Maryland Veteran, 2nd Person to Have Pig Heart Transplant, Dies

The second person to undergo a transplanted pig heart has passed away almost six weeks after the experimental surgery, as announced by Maryland doctors on Tuesday.

The Experiment Ended Too Soon

Lawrence Faucette, the second living person to undergo a pig heart transplant, has died six weeks after the experimental procedure. The University of Maryland Medical Center, where the experimental procedure had been performed, said the heart had recently begun showing signs of rejection.

Faucette, a Navy veteran and father of two from Frederick, Maryland, had been turned down for a traditional heart transplant because of other health problems when he came to the Maryland hospital, out of options and expressing a wish to spend a little more time with his family.

Lawrence Faucette, 58, was facing heart failure and ineligible for a traditional heart transplant when he received the pig heart on Sept. 20.

In a statement released by the hospital, Faucette’s wife, Ann, said her husband “knew his time with us was short and this was his last chance to do for others. He never imagined he would survive as long as he did.”

“Mr. Faucette’s last wish was for us to make the most of what we have learned from our experience, so others may be guaranteed a chance for a new heart when a human organ is unavailable. He then told the team of doctors and nurses who gathered around him that he loved us. We will miss him tremendously,” Dr. Bartley Griffith, clinical director of the Cardiac Xenotransplantation Program at the University of Maryland School of Medicine, said in a statement.

Griffith had performed the experimental surgery.

His heart disease and pre-existing conditions made him ineligible for a traditional human heart transplant. “My only real hope left is to go with the pig heart, the xenotransplant,” Faucette told the hospital in an internal interview several days before the surgery.

“We have no expectations other than hoping for more time together,” his wife, Ann Faucette, said at the time. “That could be as simple as sitting on the front porch and having coffee together.”

The Maryland team last year performed the world’s first transplant of a heart from a genetically altered pig into another dying person. David Bennett survived two months before that heart failed, for reasons that aren’t completely clear, although signs of a pig virus later were found inside the organ.

Lessons from that first experiment led to changes, including better virus testing, before the second attempt.

One month after his surgery, his doctors said they believed his heart function was excellent and had withdrawn any drugs to support his heart function. “We’ve had no evidence of infections and no evidence of rejection right now,” Griffith said at the time.

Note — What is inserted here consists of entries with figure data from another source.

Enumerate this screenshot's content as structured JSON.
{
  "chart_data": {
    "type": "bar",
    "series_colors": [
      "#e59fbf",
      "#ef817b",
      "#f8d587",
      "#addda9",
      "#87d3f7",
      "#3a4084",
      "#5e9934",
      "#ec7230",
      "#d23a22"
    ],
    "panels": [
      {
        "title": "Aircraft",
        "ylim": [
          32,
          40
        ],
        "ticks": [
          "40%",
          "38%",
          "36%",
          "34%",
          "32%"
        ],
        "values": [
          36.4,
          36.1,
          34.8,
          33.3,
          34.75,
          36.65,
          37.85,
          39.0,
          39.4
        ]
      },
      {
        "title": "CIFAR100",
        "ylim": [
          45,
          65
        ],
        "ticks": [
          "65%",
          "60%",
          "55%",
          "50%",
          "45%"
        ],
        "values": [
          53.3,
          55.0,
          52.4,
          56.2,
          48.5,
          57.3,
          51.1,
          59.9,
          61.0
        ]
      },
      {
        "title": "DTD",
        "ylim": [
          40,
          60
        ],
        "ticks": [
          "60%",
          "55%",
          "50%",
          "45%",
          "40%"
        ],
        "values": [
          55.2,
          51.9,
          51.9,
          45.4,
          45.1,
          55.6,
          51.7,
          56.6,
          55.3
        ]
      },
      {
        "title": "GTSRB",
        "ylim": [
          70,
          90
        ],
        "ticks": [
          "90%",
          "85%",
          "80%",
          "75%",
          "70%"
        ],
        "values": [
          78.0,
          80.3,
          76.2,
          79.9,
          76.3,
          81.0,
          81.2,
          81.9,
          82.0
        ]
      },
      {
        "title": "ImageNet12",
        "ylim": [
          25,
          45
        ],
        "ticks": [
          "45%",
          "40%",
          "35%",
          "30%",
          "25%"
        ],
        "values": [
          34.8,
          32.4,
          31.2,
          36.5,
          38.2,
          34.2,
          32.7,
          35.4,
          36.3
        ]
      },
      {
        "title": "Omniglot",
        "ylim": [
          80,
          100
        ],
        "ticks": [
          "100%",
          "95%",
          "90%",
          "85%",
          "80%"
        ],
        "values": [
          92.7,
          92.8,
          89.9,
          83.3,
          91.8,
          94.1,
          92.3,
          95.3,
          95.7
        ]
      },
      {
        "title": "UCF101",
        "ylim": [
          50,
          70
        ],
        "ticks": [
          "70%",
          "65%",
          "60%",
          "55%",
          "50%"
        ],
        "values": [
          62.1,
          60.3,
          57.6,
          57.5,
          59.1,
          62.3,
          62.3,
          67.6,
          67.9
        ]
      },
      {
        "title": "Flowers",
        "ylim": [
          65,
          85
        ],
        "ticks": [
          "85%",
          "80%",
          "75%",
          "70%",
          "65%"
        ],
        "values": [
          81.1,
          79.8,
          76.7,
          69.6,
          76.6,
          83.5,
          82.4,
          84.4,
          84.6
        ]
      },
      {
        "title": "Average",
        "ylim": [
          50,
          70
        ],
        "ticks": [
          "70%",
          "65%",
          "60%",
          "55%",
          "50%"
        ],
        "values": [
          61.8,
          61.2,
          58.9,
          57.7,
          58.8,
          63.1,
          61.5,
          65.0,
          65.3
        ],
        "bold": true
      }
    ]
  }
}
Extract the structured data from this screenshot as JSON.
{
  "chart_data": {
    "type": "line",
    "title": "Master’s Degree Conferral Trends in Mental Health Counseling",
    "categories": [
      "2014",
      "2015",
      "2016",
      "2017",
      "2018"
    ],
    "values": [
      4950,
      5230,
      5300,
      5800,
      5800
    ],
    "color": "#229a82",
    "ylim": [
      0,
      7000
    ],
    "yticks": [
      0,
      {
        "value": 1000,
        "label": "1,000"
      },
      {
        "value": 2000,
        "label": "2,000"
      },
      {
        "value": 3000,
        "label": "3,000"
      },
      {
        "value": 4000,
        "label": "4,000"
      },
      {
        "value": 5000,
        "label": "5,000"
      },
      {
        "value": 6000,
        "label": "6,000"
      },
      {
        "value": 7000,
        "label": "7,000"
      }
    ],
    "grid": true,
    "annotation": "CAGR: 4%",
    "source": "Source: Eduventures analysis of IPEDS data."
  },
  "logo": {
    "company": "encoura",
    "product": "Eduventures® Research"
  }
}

Doctors had treated Faucette with an experimental antibody treatment to further suppress the immune system and prevent rejection. However, organ rejection is “the most significant challenge with traditional transplants involving human organs as well,” said UMMC in a statement.

In this photo provided by the University of Maryland School of Medicine, David Bennett Jr., right, stands next to his father’s hospital bed in Baltimore, Md., on Jan. 12, 2022, five days after doctors transplanted a pig heart into Bennett Sr., in a last-ditch effort to save his life. Bennett, the first person to receive a heart transplant from a pig died Tuesday, March 8, at the University of Maryland Medical Center, two months after the groundbreaking experiment. His death was announced Wednesday.(University of Maryland School of Medicine via AP)

Attempts at animal-to-human organ transplants — called xenotransplants — have failed for decades, as people’s immune systems immediately destroyed the foreign tissue. Now scientists are trying again using pigs genetically modified to make their organs more humanlike.

In mid-October, the hospital said Faucette had been able to stand and released a video showing him working hard in physical therapy to regain the strength needed to walk.

Cardiac xenotransplant chief Dr. Muhammad Mohiuddin said the team will analyze what happened with the heart as they continue studying pig organs.

Many scientists hope xenotransplants one day could compensate for the huge shortage of human organ donations. More than 100,000 people are on the nation’s list for a transplant, most awaiting kidneys, and thousands will die waiting.

A handful of scientific teams have tested pig kidneys and hearts in monkeys and in donated human bodies, hoping to learn enough for the Food and Drug Administration to allow formal xenotransplant studies.